Saturday, October 11, 2014

Farewell to Cartoons on Saturday Morning

Last weekend on the Yahoo homepage I stumbled onto an article that began like this:

So, I was potty training my daughter this past Saturday. Going outdoors was not in the cards -- I wanted (needed!) her within 20 feet of a potty at all times. But what to do?  How to entertain an ornery toddler for hours in a city apartment on an unseasonably warm day?
And then it hit me -- Saturday morning cartoons.
I turned on the TV only to discover that the beloved product-placement-heavy 'toons of my own youth were no longer on the big networks. In fact, they weren't anywhere. While the cartoon exodus has been going on for years, this past Saturday morning was the first weekend in 50 years with no morning cartoons of any kind on American television's major networks. Zip. Zilch. Nada.
The rest of the article is here. 

I just had to read this article.  I'm not a parent and gave up on cartoons in the mid 1980s as I entered adolescence, a time I felt was too big for such things, notwithstanding later on in my life when I would watch an occasional cartoon movie or show from Disney or Nickelodeon or the animated Sunday night shows on Fox. I mean, who hasn't been able to resist the long-running antics of The Simpsons?   But watching animated shows on Saturday mornings was something I did until around 1983.

 As anyone who grew up in the 1980s (and earlier) can attest, Saturday mornings  were the time for watching animated shows for several hours while eating Lucky Charms or Cheerios.  In between, you would catch commercials for the latest toys that you would soon be begging for as Christmas approached.   Some toys even became popular enough to gain a cartoon series on Saturdays.  Remember when the famous Rubik's Cube got a cartoon show?

And remember Saturday morning cartoons based on prime-time series? Shows from the 60s and 70s such as The Partridge Family, The Brady Bunch,  and Gilligan's Island all had animated Saturday morning counterparts.  This phenomenon became especially popular in the 1980s when shows such as Happy Days, Laverne and Shirley, Mork and Mindy, The Dukes of Hazard,  ALF, and Punky Brewster  all gained animated counterparts on Saturday mornings.  And in 1983, Mr T, star of the hugely popular show The A-Team, was also the star of his own Saturday morning cartoon.

But Saturday mornings weren't just about the cartoons. On ABC, in between the cartoon shows, there was the famous animated Schoolhouse Rock, which consisted of three-minute segments that taught us (through animation and song) about grammar, math, science and American history/politics.  And NBC would have the One to Grown On segments, in which stars of then-current prime time series on the network, would show a scene in which a child faces an ethical dilemma, followed by the actor telling the audience what the child should do.  These were replaced by the current The More You Know PSAs starting in 1989.  And as I stated earlier, the commercials for toys and cereals were also a part of Saturday mornings.

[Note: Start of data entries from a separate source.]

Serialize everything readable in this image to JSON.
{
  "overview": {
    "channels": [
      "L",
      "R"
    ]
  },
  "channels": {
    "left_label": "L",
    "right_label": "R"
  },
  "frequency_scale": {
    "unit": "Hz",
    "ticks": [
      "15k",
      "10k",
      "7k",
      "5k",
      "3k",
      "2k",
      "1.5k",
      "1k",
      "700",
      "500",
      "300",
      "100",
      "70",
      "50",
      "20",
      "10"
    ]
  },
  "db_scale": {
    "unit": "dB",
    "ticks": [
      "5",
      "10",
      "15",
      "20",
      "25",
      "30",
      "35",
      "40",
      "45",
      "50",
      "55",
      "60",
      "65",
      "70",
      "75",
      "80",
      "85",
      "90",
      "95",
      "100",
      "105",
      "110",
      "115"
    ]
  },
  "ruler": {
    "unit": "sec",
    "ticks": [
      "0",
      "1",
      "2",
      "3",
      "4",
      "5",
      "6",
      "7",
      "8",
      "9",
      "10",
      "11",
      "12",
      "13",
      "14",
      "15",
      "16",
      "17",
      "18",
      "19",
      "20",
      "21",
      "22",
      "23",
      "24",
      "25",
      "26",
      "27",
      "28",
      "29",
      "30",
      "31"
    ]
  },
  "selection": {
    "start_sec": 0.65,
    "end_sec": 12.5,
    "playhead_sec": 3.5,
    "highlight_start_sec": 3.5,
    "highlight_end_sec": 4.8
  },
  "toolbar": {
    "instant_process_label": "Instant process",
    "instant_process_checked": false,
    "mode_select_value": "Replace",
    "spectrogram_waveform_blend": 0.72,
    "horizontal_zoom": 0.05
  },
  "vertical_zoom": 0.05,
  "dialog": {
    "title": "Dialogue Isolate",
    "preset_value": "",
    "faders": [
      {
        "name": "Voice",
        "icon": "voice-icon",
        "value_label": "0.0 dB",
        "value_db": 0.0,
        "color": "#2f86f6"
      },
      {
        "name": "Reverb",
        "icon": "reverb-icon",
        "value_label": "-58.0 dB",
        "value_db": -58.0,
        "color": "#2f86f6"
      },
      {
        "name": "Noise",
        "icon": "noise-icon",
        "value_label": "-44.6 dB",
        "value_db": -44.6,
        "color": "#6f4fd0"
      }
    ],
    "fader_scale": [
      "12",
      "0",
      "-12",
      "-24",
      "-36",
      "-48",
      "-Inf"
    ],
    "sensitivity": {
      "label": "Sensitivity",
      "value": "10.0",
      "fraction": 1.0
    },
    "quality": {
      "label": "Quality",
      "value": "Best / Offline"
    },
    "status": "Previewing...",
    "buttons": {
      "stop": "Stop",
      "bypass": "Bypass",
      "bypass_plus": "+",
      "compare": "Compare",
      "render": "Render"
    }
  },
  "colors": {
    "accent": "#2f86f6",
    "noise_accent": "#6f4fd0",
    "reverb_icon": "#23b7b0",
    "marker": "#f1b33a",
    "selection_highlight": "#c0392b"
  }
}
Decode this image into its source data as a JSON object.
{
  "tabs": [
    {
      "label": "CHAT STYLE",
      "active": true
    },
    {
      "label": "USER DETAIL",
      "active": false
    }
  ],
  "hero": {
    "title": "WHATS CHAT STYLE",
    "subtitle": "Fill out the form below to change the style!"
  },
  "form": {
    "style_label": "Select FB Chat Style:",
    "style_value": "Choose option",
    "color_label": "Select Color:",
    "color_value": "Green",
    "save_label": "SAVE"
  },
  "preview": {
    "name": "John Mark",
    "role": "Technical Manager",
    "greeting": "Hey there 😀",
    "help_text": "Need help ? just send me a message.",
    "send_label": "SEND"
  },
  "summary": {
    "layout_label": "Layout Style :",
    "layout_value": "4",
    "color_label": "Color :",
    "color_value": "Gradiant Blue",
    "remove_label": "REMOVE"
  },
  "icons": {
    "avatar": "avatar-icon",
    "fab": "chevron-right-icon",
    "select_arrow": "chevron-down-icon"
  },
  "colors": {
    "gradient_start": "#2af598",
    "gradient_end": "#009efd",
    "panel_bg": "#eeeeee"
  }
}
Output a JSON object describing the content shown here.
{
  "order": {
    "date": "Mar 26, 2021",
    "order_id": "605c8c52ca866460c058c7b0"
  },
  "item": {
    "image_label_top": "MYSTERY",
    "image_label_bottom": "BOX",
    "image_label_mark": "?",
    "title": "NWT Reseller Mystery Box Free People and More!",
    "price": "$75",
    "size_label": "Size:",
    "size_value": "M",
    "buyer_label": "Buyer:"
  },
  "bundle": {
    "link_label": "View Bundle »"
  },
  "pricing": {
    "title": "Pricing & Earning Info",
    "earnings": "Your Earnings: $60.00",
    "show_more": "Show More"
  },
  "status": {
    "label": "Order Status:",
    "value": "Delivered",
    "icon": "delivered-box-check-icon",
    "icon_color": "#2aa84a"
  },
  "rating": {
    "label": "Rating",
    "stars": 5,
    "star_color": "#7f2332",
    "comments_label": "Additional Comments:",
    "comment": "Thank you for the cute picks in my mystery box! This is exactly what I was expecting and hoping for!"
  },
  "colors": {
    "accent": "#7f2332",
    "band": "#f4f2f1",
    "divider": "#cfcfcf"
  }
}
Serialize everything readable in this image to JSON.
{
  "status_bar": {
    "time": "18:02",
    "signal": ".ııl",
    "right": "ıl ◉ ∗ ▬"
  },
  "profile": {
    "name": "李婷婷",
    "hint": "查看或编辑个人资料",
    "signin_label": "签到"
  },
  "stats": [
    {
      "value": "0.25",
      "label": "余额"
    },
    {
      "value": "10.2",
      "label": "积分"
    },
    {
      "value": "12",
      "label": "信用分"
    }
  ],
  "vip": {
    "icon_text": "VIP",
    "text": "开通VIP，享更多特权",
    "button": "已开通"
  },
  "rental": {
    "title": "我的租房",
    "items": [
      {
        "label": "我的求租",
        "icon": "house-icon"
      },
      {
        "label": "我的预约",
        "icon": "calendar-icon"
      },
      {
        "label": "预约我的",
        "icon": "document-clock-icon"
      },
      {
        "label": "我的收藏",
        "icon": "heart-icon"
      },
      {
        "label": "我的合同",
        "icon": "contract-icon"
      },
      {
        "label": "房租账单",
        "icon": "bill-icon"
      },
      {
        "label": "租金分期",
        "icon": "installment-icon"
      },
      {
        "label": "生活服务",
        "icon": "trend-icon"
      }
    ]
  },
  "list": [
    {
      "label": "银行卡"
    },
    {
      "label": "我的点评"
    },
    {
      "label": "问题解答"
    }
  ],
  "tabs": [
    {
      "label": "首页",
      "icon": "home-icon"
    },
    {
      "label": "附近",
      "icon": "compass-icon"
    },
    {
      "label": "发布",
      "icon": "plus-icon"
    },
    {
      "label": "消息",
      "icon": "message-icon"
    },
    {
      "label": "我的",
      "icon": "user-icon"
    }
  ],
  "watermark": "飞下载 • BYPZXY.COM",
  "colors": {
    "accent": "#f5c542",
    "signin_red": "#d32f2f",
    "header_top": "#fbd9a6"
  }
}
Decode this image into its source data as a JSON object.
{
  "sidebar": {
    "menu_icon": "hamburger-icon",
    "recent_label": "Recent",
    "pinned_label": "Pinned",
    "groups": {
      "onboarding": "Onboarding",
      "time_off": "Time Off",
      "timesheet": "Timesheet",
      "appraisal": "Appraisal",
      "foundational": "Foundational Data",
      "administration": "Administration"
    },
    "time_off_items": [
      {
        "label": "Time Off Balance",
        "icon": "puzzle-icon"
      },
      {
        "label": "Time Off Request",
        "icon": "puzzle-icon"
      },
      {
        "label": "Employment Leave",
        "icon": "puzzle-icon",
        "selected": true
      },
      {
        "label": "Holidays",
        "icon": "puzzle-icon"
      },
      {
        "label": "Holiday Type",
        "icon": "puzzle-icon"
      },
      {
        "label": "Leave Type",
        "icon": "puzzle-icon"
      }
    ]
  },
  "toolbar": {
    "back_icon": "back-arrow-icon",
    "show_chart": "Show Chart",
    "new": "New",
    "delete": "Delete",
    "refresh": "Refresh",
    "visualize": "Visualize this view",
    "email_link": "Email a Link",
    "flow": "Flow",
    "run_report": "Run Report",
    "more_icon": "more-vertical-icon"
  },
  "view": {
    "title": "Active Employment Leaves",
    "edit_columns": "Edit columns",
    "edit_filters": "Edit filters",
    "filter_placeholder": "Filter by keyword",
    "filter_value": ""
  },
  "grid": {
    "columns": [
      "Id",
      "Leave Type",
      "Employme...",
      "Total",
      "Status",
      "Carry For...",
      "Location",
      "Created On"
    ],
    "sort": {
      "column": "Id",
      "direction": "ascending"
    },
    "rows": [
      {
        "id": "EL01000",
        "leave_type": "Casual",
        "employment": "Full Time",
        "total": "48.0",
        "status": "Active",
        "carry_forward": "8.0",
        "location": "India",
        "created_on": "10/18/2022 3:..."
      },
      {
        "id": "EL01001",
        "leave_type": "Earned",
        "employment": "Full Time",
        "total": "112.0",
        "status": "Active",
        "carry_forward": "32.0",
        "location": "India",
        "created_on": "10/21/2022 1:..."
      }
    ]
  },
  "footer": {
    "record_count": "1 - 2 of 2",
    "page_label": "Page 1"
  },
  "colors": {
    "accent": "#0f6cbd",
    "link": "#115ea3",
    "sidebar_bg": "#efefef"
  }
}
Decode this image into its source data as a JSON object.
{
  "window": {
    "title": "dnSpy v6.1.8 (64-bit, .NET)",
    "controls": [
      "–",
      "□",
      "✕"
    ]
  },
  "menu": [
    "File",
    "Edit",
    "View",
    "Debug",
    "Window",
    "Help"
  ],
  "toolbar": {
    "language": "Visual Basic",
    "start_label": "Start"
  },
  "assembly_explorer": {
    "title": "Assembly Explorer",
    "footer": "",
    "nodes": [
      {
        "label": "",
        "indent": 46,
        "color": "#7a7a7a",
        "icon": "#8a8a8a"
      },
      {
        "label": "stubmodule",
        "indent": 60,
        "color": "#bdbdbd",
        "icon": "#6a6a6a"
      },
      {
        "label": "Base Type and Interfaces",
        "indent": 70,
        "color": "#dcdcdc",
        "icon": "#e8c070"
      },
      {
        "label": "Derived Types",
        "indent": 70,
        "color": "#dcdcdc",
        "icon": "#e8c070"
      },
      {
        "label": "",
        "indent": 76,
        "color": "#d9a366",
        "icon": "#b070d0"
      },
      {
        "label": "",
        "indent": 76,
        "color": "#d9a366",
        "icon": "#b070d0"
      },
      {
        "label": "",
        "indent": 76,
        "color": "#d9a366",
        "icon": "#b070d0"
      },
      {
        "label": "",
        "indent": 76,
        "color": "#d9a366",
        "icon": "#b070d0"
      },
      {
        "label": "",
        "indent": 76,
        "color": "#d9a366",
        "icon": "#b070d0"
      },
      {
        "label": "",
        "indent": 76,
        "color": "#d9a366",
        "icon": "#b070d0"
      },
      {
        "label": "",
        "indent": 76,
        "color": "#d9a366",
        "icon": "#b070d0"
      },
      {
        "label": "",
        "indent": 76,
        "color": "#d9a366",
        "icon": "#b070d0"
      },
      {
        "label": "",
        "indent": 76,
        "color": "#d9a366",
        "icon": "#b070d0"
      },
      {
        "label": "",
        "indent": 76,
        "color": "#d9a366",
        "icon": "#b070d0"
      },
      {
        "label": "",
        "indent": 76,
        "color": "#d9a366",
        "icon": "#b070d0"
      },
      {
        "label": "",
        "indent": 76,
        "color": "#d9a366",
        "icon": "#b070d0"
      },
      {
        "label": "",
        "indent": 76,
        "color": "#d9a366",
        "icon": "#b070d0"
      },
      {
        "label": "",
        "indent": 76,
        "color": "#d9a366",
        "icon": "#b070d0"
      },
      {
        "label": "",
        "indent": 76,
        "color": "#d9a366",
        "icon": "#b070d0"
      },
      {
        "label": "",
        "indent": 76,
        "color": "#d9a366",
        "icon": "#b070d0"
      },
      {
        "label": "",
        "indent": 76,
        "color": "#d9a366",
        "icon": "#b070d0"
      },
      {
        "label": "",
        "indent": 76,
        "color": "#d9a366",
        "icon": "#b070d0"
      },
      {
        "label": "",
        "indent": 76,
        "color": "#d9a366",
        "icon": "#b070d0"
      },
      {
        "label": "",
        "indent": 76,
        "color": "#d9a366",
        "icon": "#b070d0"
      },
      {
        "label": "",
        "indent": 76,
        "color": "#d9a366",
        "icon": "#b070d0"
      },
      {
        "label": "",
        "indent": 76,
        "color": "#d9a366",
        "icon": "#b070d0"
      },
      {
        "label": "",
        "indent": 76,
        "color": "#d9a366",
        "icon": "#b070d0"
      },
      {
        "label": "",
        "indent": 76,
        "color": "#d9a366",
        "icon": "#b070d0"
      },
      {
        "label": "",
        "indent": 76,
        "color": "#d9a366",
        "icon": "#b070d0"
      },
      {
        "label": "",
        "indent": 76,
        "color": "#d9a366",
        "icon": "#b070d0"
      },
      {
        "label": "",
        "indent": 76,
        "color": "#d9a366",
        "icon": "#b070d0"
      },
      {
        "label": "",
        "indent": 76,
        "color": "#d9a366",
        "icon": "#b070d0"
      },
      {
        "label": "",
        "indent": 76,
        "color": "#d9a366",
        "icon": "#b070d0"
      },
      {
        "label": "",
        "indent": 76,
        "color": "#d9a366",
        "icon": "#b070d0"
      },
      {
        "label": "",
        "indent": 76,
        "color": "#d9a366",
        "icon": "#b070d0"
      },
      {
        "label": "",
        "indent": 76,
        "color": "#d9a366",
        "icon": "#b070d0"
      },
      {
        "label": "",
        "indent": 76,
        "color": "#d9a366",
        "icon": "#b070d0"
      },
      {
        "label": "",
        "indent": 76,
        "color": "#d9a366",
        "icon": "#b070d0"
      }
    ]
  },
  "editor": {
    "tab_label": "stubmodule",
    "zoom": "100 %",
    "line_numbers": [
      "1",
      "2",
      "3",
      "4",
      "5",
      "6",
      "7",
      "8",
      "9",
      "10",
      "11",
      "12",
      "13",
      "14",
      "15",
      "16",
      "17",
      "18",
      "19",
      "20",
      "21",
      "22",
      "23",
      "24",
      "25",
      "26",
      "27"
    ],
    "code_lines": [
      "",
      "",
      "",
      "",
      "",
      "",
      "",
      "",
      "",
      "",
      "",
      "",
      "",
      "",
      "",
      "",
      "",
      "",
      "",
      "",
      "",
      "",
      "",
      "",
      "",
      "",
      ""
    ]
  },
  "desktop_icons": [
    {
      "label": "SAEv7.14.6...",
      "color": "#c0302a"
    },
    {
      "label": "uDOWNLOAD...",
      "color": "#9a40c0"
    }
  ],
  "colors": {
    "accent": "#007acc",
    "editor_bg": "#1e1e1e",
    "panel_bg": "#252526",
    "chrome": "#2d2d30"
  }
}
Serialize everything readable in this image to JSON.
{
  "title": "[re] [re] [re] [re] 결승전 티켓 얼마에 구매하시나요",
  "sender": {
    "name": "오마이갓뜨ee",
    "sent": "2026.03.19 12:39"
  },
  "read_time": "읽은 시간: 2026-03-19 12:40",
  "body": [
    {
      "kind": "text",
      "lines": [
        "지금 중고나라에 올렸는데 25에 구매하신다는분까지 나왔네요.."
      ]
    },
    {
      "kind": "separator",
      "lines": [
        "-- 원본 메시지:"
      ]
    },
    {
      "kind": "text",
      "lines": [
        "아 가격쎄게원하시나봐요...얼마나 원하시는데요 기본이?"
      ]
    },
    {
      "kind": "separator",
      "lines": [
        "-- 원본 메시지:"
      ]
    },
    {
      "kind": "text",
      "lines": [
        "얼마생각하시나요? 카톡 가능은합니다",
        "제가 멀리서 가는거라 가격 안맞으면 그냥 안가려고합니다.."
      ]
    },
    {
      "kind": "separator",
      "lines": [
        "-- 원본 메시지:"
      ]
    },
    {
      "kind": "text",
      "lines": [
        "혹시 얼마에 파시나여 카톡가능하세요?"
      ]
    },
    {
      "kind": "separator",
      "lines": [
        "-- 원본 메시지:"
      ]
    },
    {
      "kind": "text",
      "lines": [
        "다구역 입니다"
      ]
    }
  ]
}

This is how I remember my Saturday mornings. I'm sure other will have similar memories, especially those who like me who grew up in the 1980s. Though I'd long given up cartoons by then, I was aware the NBC gave up on animation on Saturday mornings in 1992 when they began airing a Saturday edition of the Today show as well the TNBC lineup (aimed at teenagers) that lasted until 2002.   They currently have the NBC Kids lineup, so they apparently haven't given up on the kids on Saturdays yet.

The Yahoo article above stated that CBS gave up on Saturday morning cartoons not too long after NBC did, and that ABC followed suit in 2004, Fox in 2008, with the CW as the final holdout.  CW aired its final Saturday morning animated shows on September 27.  It's a shame that kids today won't have these experiences.  They can watch DVDs, but won't have the memory of snapping on the TV on Saturday morning and watching animation.  They also have to settle for cable stations showing animated programming, again, not a bad thing, but that's the only option they will have.

Farewell to one of my childhood memories.  To have been a child of the 1980s was good for some things.